Clarification on Lazy Evaluation and its efficiency

Question

I came across following sentence on Real World Haskell:

Lazy evaluation has some spooky effects. Let's say we want to find the k least-valued elements of an unsorted list. In a traditional language, the obvious approach would be to sort the list and take the first k elements, but this is expensive. For efficiency, we would instead write a special function that takes these values in one pass, and it would have to perform some moderately complex book-keeping. In Haskell, the sort-then-take approach actually performs well: laziness ensures that the list will only be sorted enough to find the k minimal elements.

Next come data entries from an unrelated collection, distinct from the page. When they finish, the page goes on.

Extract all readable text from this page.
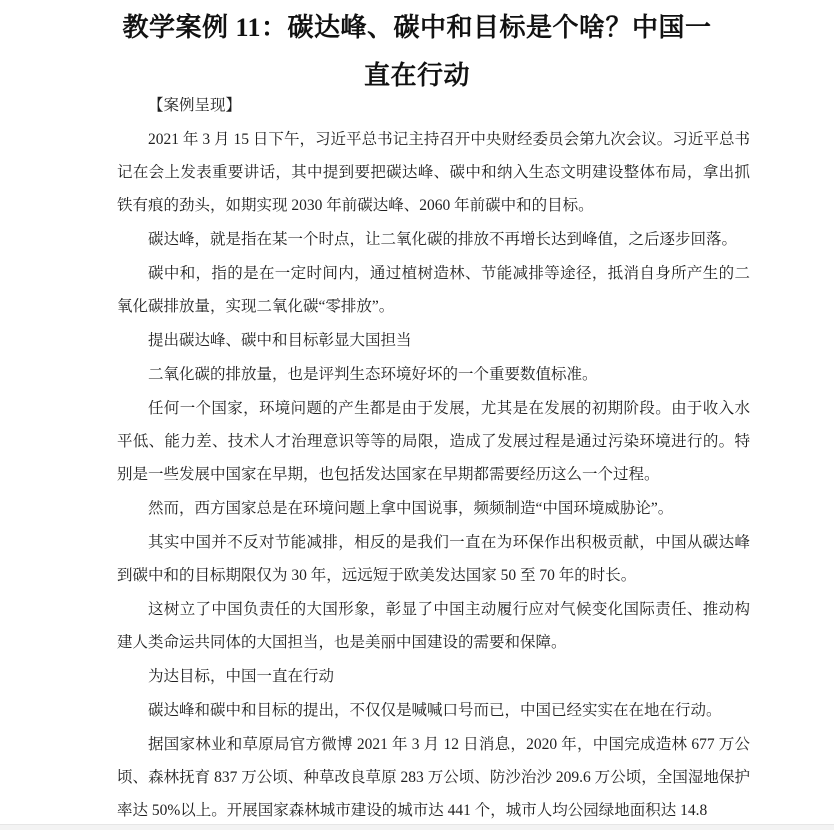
教学案例 11：碳达峰、碳中和目标是个啥？中国一直在行动

【案例呈现】

2021 年 3 月 15 日下午，习近平总书记主持召开中央财经委员会第九次会议。习近平总书记在会上发表重要讲话，其中提到要把碳达峰、碳中和纳入生态文明建设整体布局，拿出抓铁有痕的劲头，如期实现 2030 年前碳达峰、2060 年前碳中和的目标。

碳达峰，就是指在某一个时点，让二氧化碳的排放不再增长达到峰值，之后逐步回落。

碳中和，指的是在一定时间内，通过植树造林、节能减排等途径，抵消自身所产生的二氧化碳排放量，实现二氧化碳“零排放”。

提出碳达峰、碳中和目标彰显大国担当

二氧化碳的排放量，也是评判生态环境好坏的一个重要数值标准。

任何一个国家，环境问题的产生都是由于发展，尤其是在发展的初期阶段。由于收入水平低、能力差、技术人才治理意识等等的局限，造成了发展过程是通过污染环境进行的。特别是一些发展中国家在早期，也包括发达国家在早期都需要经历这么一个过程。

然而，西方国家总是在环境问题上拿中国说事，频频制造“中国环境威胁论”。

其实中国并不反对节能减排，相反的是我们一直在为环保作出积极贡献，中国从碳达峰到碳中和的目标期限仅为 30 年，远远短于欧美发达国家 50 至 70 年的时长。

这树立了中国负责任的大国形象，彰显了中国主动履行应对气候变化国际责任、推动构建人类命运共同体的大国担当，也是美丽中国建设的需要和保障。

为达目标，中国一直在行动

碳达峰和碳中和目标的提出，不仅仅是喊喊口号而已，中国已经实实在在地在行动。

据国家林业和草原局官方微博 2021 年 3 月 12 日消息，2020 年，中国完成造林 677 万公顷、森林抚育 837 万公顷、种草改良草原 283 万公顷、防沙治沙 209.6 万公顷，全国湿地保护率达 50%以上。开展国家森林城市建设的城市达 441 个，城市人均公园绿地面积达 14.8
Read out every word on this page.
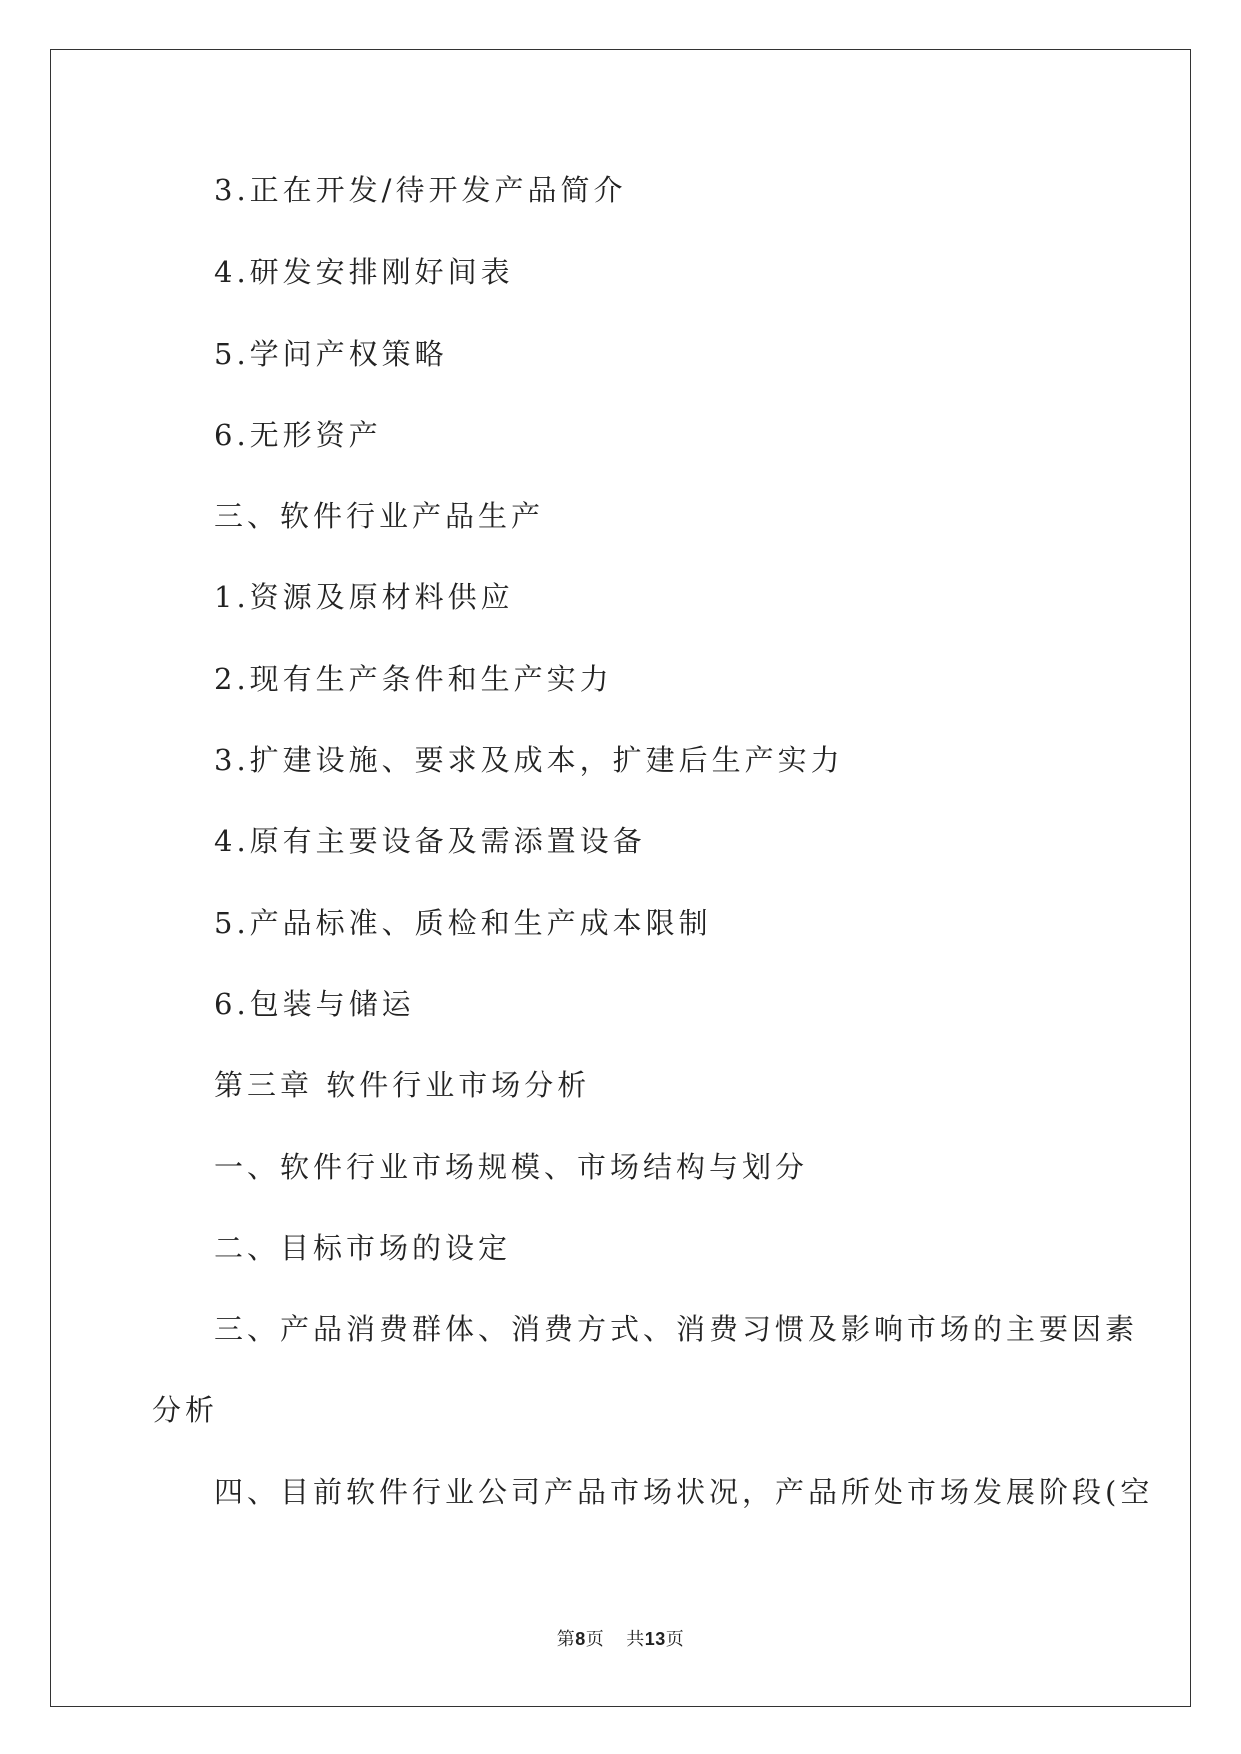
3.正在开发/待开发产品简介
4.研发安排刚好间表
5.学问产权策略
6.无形资产
三、软件行业产品生产
1.资源及原材料供应
2.现有生产条件和生产实力
3.扩建设施、要求及成本，扩建后生产实力
4.原有主要设备及需添置设备
5.产品标准、质检和生产成本限制
6.包装与储运
第三章 软件行业市场分析
一、软件行业市场规模、市场结构与划分
二、目标市场的设定
三、产品消费群体、消费方式、消费习惯及影响市场的主要因素
分析
四、目前软件行业公司产品市场状况，产品所处市场发展阶段(空
第8页 共13页
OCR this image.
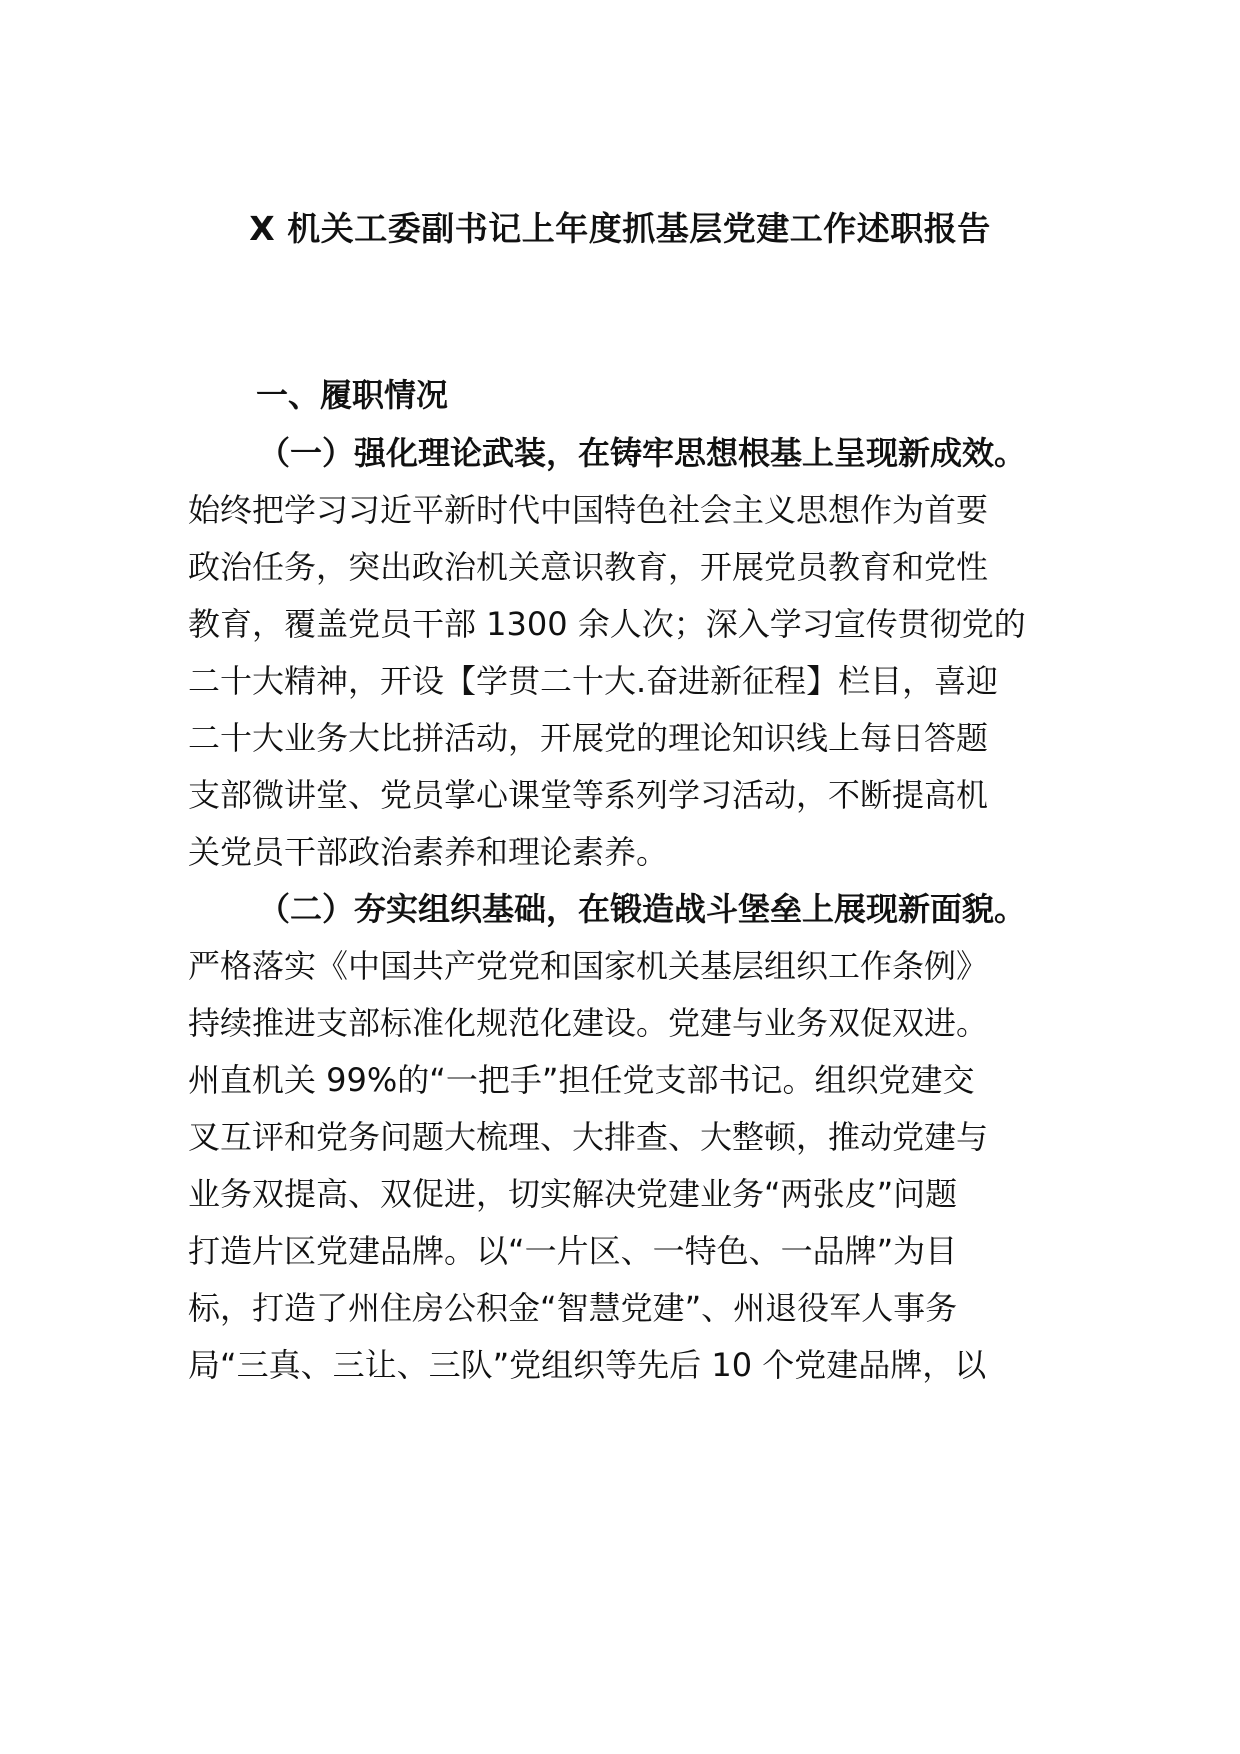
X 机关工委副书记上年度抓基层党建工作述职报告
一、履职情况
（一）强化理论武装，在铸牢思想根基上呈现新成效。
始终把学习习近平新时代中国特色社会主义思想作为首要
政治任务，突出政治机关意识教育，开展党员教育和党性
教育，覆盖党员干部 1300 余人次；深入学习宣传贯彻党的
二十大精神，开设【学贯二十大.奋进新征程】栏目，喜迎
二十大业务大比拼活动，开展党的理论知识线上每日答题
支部微讲堂、党员掌心课堂等系列学习活动，不断提高机
关党员干部政治素养和理论素养。
（二）夯实组织基础，在锻造战斗堡垒上展现新面貌。
严格落实《中国共产党党和国家机关基层组织工作条例》
持续推进支部标准化规范化建设。党建与业务双促双进。
州直机关 99%的“一把手”担任党支部书记。组织党建交
叉互评和党务问题大梳理、大排查、大整顿，推动党建与
业务双提高、双促进，切实解决党建业务“两张皮”问题
打造片区党建品牌。以“一片区、一特色、一品牌”为目
标，打造了州住房公积金“智慧党建”、州退役军人事务
局“三真、三让、三队”党组织等先后 10 个党建品牌，以
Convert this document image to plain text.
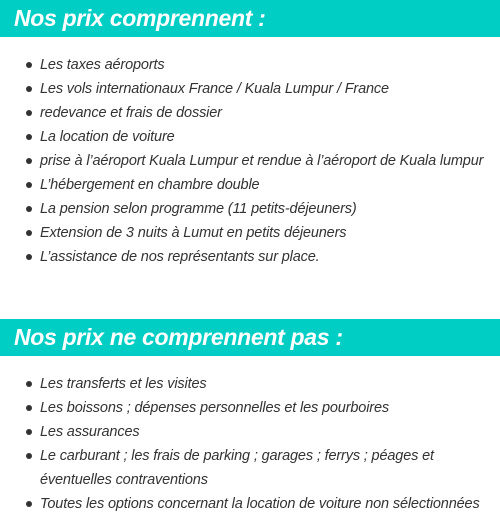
Nos prix comprennent :
Les taxes aéroports
Les vols internationaux France / Kuala Lumpur / France
redevance et frais de dossier
La location de voiture
prise à l’aéroport Kuala Lumpur et rendue à l’aéroport de Kuala lumpur
L’hébergement en chambre double
La pension selon programme (11 petits-déjeuners)
Extension de 3 nuits à Lumut en petits déjeuners
L’assistance de nos représentants sur place.
Nos prix ne comprennent pas :
Les transferts et les visites
Les boissons ; dépenses personnelles et les pourboires
Les assurances
Le carburant ; les frais de parking ; garages ; ferrys ; péages et éventuelles contraventions
Toutes les options concernant la location de voiture non sélectionnées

And they give an code implemntation for that:

minima k xs = take k (sort xs)

But is that so ? I think even in Haskell it should do a full sort of the list to take out the k elements. ( Imagine having the smallest number at the end of the list ). Am I missing something here ?

Answer 1

(Just putting my comment to answer here) Traversing the whole list is not equivalent to sorting it. Assume doing quicksort where you partition the list around the pivot and then recursively sort left and right half of the list. If you are asking just for elements on the left half then there is no need to sort the right half. This argument can be applied recursively. Thus if you are taking k elements from n length list after sorting, the complexity is O(n + klog k) and not O(n log n). As pointed by @MoFu, Heinrich has a good blog post here.